How I learned to stop worrying and love the belly-bomb at Sequoia Burger

I had a doctor friend years ago who hyped me to the secret portent of the expression “Everything in moderation.”

Most people, he would say, focus on the moderation part, as a warning about the dangers of excessive consumption—but almost nobody tunes into the positive, permissive message that’s also embedded in the maxim: If you can swing the moderation part of the deal, then you can have everything.

I mentioned this to my doctor recently, and he thought it would make a great bumper sticker. Our discussion centered on a glass of wine now and again, but the notion extends to everything and includes such things as the occasional bag of nasty corporate potato chips. Well, maybe not everything, since you don’t hear much talk about moderate heroin users. Just a taste for me, thanks. I don’t think so.

But when it comes to the simple pleasures of a roadside hamburger shack, exemplified by Sequoia Burgers on the outskirts of Sebastopol, it’s totally apt, and Sequoia gives you ample opportunity to explore your inner moderate. I’m not saying you should vote for Hillary Clinton—only that a moderate hike in rich people’s taxes will deliver everything that Bernie Sanders promises, with fries. Sequoia is to Bernie Sanders what the French Laundry is to Hillary. Both have their place; the difference is whether you’re going to spend a few bucks or a few hundred bucks for dinner.

This old burger shack has been here for decades, and is what you’d expect of it, nothing more, nothing less. It is scrappy perfection: a menu heavy on the hamburger, the fries, the onion rings and top-notch milkshakes concocted from real ice cream. For décor, a couple of tables out front under an umbrella, a bunch of semi-outdoor seating options in the back. A bench on which to wait for your order. Flames on the grill and a superhero mascot dressed in red and white with a hamburger head. It’s awesome.

The Sequoia burger ($6.99) gives an opportunity to roll with the moderation—or to be a disgusting pig at the trough of your own disordered devise. Diners at the step-up-and-order window have a choice: single, double or triple hamburger patty. The single appears to be a bit scant and could get lost amid a veritable pasture of shredded lettuce planted on the big, ensconcing bun. The triple, that’s totally immoderate and might be linked to the word “bypass” if you have too many of them. And so the double patty it is. The double’s perfect portion of beef syncs nicely with the slathery fixings—the mayo, mustard, ketchup, pickles, onions and tomatoes.

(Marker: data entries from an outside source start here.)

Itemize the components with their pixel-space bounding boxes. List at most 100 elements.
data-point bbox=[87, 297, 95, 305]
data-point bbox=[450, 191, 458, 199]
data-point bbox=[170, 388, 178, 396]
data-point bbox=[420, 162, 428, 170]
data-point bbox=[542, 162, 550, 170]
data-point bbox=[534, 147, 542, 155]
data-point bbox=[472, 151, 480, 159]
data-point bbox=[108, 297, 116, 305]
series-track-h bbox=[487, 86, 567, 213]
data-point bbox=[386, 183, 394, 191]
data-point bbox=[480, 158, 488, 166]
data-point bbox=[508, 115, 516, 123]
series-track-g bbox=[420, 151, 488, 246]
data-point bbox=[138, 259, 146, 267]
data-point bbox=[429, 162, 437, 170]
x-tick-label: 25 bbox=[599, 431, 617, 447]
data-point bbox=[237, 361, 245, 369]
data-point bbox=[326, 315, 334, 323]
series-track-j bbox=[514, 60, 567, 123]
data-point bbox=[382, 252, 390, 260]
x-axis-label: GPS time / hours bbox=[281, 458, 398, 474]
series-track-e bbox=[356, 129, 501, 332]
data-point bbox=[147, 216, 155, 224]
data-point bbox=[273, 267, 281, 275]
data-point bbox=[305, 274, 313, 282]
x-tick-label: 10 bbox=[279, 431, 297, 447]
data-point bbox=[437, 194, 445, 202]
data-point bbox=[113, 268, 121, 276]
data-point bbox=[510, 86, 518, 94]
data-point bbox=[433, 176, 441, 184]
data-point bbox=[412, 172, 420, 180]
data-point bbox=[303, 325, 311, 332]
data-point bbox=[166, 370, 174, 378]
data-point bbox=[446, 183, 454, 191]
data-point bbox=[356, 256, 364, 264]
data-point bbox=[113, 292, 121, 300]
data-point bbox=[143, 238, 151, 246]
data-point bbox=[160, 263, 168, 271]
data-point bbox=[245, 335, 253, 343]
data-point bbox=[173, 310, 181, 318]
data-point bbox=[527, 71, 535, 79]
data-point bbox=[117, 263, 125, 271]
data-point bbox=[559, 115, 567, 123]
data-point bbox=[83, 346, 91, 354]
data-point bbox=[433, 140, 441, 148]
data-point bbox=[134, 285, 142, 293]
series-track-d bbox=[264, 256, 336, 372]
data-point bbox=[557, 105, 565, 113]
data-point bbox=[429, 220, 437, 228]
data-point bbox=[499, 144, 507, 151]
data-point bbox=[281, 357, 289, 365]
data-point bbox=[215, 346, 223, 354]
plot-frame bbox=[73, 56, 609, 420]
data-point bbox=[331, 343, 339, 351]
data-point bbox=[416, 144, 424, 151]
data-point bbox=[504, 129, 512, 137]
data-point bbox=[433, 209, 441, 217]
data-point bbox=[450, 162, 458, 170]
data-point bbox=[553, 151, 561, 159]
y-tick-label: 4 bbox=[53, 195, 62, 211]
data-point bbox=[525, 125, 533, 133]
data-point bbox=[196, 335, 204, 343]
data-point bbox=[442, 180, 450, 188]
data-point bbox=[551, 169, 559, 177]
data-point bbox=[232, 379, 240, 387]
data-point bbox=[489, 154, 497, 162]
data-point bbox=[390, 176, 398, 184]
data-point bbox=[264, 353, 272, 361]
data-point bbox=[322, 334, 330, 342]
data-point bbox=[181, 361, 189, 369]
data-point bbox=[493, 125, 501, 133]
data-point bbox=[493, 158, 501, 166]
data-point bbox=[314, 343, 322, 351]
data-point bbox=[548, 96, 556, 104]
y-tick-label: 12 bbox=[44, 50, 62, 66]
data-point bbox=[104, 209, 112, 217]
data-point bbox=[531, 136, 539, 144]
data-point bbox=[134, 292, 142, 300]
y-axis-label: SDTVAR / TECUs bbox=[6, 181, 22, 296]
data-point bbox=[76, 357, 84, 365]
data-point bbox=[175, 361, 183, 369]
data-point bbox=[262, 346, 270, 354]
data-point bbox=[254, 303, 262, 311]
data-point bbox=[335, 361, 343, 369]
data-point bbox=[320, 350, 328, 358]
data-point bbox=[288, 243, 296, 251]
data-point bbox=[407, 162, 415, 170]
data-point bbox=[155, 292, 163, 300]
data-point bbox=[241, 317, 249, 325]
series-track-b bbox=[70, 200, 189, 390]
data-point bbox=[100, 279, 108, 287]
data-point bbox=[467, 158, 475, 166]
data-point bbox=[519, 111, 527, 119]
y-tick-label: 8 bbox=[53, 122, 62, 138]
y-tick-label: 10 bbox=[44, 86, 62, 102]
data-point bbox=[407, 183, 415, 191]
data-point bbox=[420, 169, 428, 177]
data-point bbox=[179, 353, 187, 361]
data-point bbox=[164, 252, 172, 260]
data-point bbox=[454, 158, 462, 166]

Here’s a thought: Sit outside with your plastic platter on a warm evening and watch the traffic zoom by on Highway 116. Feral Cheryl and her boyfriend might be at the adjoining picnic table, stoned off their butts and contemplating a corn dog with a wide-eyed wonder usually reserved for the northern lights. Very entertaining. Look, there goes a Korbel Champagne pickup truck on 116, hinting at the totes luxury that lies beyond and around this most simple of burger joints, with all its prosaic pleasures.

Order a small portion of the onion rings ($3.99) and leave a few on your plate. Them things will kill you. Consider taking a pass on the Ranch dressing offered with rings; I found it to be weirdly tangy—I think it’s supposed to be garlicky.

As for the fries ($4.25), I’ve seen the pictures and I’ve read the Yelp reviews. At Sequoia Burger, to order the large fries is to order the invasion of Iran: an impossible and foolhardy task fraught with peril—of overextension, of the immoderate temptation to belly-bomb yourself into oblivion in defense of Western gluttony. There are also garlic fries.

The true test of a burger-and-shake experience is, how do you feel in the morning? Or, 20 minutes after you get back in the car and hit the road? Do you hate yourself? At Sequoia, while the threat of a burger-and-shake belly-bomb is always at hand, if you order wisely, order moderately, you’ll have no regrets. I felt clean and energized after wolfing back the burger and a chocolate milkshake ($4.75), no greasy-spoon hangover, no slobbering meat coma halfway out of Petaluma.

For those of a truly moderate, if not vegetarian persuasion, there’s a quartet of lighter-fare menu options that include a turkey burger ($6.50), a fishwich ($6.50), a garden burger ($6.50) and a bunless deal presented as the low-carb burger ($6.99). Or try the Sequoia chicken sandwich ($7.50) and say hello to some avocado and bacon as you say goodbye to all that talk about moderation and commune with your inner fatso.